The Fixed Timeline theory lends itself to deep drama dripping with irony: at is most mawkish, it is represented by things like you can't prevent the Titanic from hitting the iceberg, and in fact your misguided attempt to take over the wheelhouse to save the ship actually causes the accident. In the beginning, we think Dr. Jin is going to be following this model: he saves a woman from a head injury, and she is caught in the cholera outbreak; he manages to keep her alive through the disease, but then she dies in fire. Only then does Dr. Jin think that maybe she was not supposed to live on. We see the same forces at work in the political events depicted  - no matter how much Jin influences major actors, circumstances always intervene to force a return to the historical record of events, culminating in a French invasion of Ganghwa Island in response to persecution of Catholics.

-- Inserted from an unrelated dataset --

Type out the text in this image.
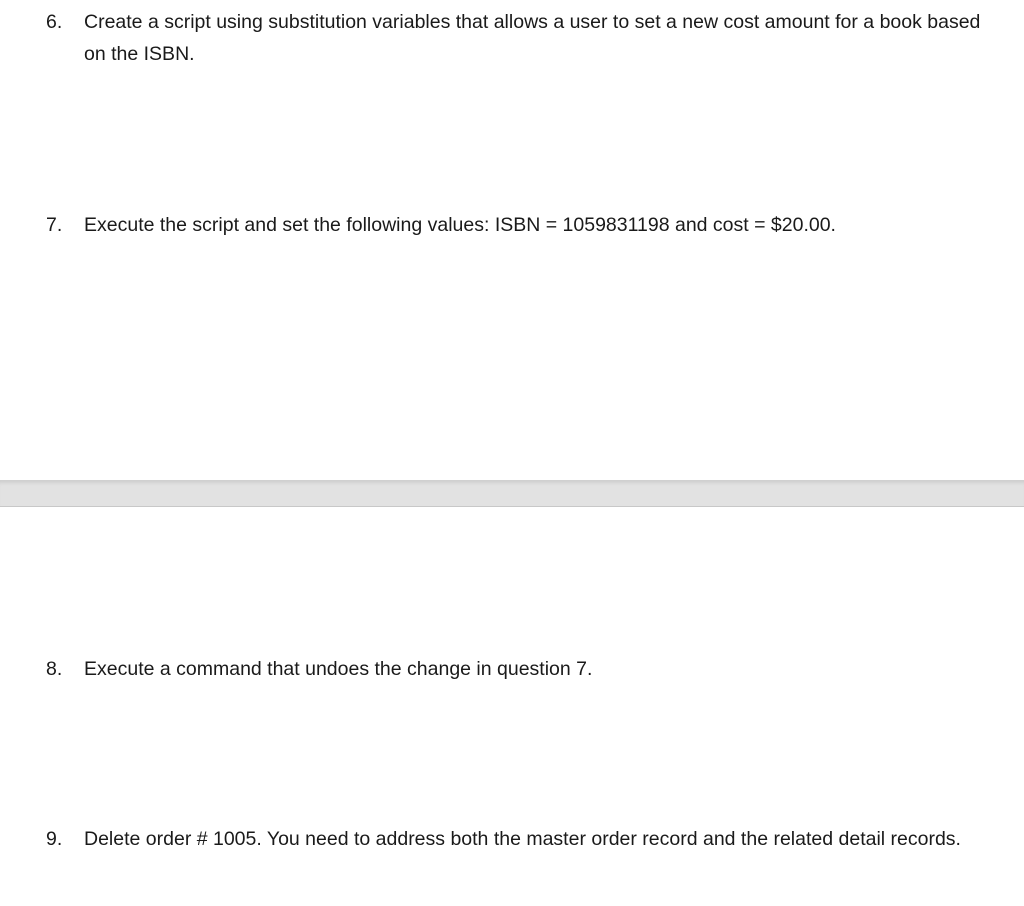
6.	Create a script using substitution variables that allows a user to set a new cost amount for a book based on the ISBN.
7.	Execute the script and set the following values: ISBN = 1059831198 and cost = $20.00.
8.	Execute a command that undoes the change in question 7.
9.	Delete order # 1005. You need to address both the master order record and the related detail records.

But we see some Dynamic Timeline elements at well, so this deterministic interpretation does not obtain totally. In one episode, Jin meets a boy with the same family name and wonders if he's an ancestor. When the boy is injured playing with a toy Jin gives him and Jin must operate (of course), Jin starts becoming immaterial as the boy begins to fail. This cheesy version of the paradox effect never happens again, but there is an even more tangled feature to the overall situation.

Jin initially falls back in time when an unidentified patient from whom he had removed a weird tumor steals some medical equipment and goes to the roof of the hospital muttering "I must go back." In an attempt to prevent him from jumping off the roof, Jin falls, holding the medical bag - and lands in the past. It becomes clear - when we learn that Jin is developing a tumor - that the unidentified patient was -- will be? -- Jin. If this premise were played out, we would have the solipsistic circumstance in which Jin causes Jin to go back in time so Jin could come back to the present to cause himself to go back in time. (See, this is where WW's head would start to hurt.) This is the more complex kind of paradox that is generated from sophisticated treatments of this model.

Unfortunately, the series does not sustain this model, and in the end, clumsily falls into the Alternate Timeline model. (Major spoiler.) Jin does return to the future and becomes an unidentified patient who has a tumor removed - but then his identity is discovered and all is set right. He is back in the present and does not go stumbling up to a roof with a bag of medical supplies. He reads some history books closely and finds subtle differences between what he recalls from school and what he reads. He seems to be in a different future, and just shrugs it of with the Korean equivalent of "oh, well." (To make things worse, he is visited by a ghostly version of the Joseon Prince Regent for a farewell chat in a cringe-worthy scene reminiscent of the worst George Lucas excess.)

But don't let this last complaint sour you on the series: Dr. Jin is 99&44/100% fun. The Joseon-era escapades are wonderful, with good production values, engaging characters, and some nice action sequences, as well as all the medical melodrama you can handle. As they say in Korean: !

(That's "yes," pronounced a lot like "yeah.")

*There are a few good discussions of this topic to be found on line: I recommend Larry Niven's piece and Dr. Kaku's.